The plot below shows the clusters as colors overlayed on the tissue. Each row shows a different cluster resolutions and each column snows the number of PCs.

Tissue Clustering showing the tissue layers at different resolutions and number of PCs
Tissue Clustering with Different Numbers of PCs and Clustering Resolutions

The plot below shows the UMAP clustering for the same set of parameters in the same order. The cluster colors are the same in the plots above and below. Increasing the cluster resolution increases the number of clusters.

UMAP Clustering with Different Numbers of PCs and Clustering Resolutions
UMAP Clustering with Different Numbers of PCs and Clustering Resolutions

Challenge 1: Select cluster resolution and number of PCs.

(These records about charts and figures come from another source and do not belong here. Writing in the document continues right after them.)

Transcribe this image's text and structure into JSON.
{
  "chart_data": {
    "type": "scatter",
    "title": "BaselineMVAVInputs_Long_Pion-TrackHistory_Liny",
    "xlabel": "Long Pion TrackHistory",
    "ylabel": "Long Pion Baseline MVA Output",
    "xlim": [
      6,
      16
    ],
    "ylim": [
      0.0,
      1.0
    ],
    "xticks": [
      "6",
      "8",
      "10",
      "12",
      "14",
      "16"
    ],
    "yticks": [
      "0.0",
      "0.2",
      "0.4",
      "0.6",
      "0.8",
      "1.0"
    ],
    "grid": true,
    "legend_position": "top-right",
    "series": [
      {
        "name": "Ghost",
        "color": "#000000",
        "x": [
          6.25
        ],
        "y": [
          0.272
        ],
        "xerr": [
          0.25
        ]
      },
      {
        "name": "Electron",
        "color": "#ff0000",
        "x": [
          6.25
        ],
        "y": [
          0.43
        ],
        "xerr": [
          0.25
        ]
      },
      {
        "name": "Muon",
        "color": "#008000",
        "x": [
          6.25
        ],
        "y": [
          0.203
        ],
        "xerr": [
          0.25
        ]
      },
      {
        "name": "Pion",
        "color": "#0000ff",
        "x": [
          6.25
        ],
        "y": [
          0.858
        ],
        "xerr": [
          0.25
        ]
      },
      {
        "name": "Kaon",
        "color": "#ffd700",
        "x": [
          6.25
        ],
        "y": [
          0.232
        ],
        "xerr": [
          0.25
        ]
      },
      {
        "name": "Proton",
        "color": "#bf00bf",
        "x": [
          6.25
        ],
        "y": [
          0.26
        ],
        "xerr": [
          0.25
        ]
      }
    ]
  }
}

Look at the two plots above which show the tissue and UMAP clusters at different cluster resolutions and number of PCs. Think about which settings seem to produce clustering that matches the expectations from the publication. Turn to the person next to you and discuss your opinions about which settings to use.

All of the plots in the tissue clustering show layers which broadly conform to the publication’s “ground truth.” In the top row at a resolution of 0.5, we see about four layers with varying levels of clarity, depending on the number of PCs. As we move down in the tissue clustering plot, the layers become clearer at a resolution of 1, but then become less clear at a resolution of 2 in the bottom row. When we look at the corresponding row in the UMAP plots, we see that the white matter is clearly separated in all of the plots. The number of clusters increases with increasing cluster resolution, with the middle row (cluster resolution = 1), having close to seven layers, like the publication ground truth. The middle plot in the middle row has nine clusters, which is also close to the publication.

We selected a cluster resolution of 0.8 and 50 PCs for the following work.

R

filter_st <- FindNeighbors(filter_st, 
                           reduction = "pca", 
                           dims      = 1:50) %>% 
               FindClusters(resolution = 0.8)

OUTPUT

Modularity Optimizer version 1.3.0 by Ludo Waltman and Nees Jan van Eck

Number of nodes: 3633
Number of edges: 171945

Running Louvain algorithm...
Maximum modularity in 10 random starts: 0.7408
Number of communities: 9
Elapsed time: 0 seconds

R

SpatialDimPlotColorSafe(filter_st, "seurat_clusters") +
  ggtitle(label = "Tissue Clusters: 50 PCs, resol = 0.8") +
  labs(fill = "Cluster")

Key Points

  • Feature selection is a crucial step in spatial transcriptomics analysis, particularly for non-variance-stabilizing normalization methods like NormalizeData.
  • Techniques such as VST and mean-variance plotting enable researchers to focus on genes that provide the most biological insight.
  • Different proportions of highly variable genes and feature selection methods can significantly influence the analytical outcomes, emphasizing the need for tailored approaches based on the specific characteristics of each dataset.
  • Linear dimensionality reduction methods like PCA are crucial for initial data simplification and noise reduction.
  • Nonlinear methods like UMAP are valuable for detailed exploration of data structures post-linear preprocessing.
  • The sequential application of PCA and UMAP can provide a comprehensive view of the spatial transcriptomics data, leveraging the strengths of both linear and nonlinear approaches.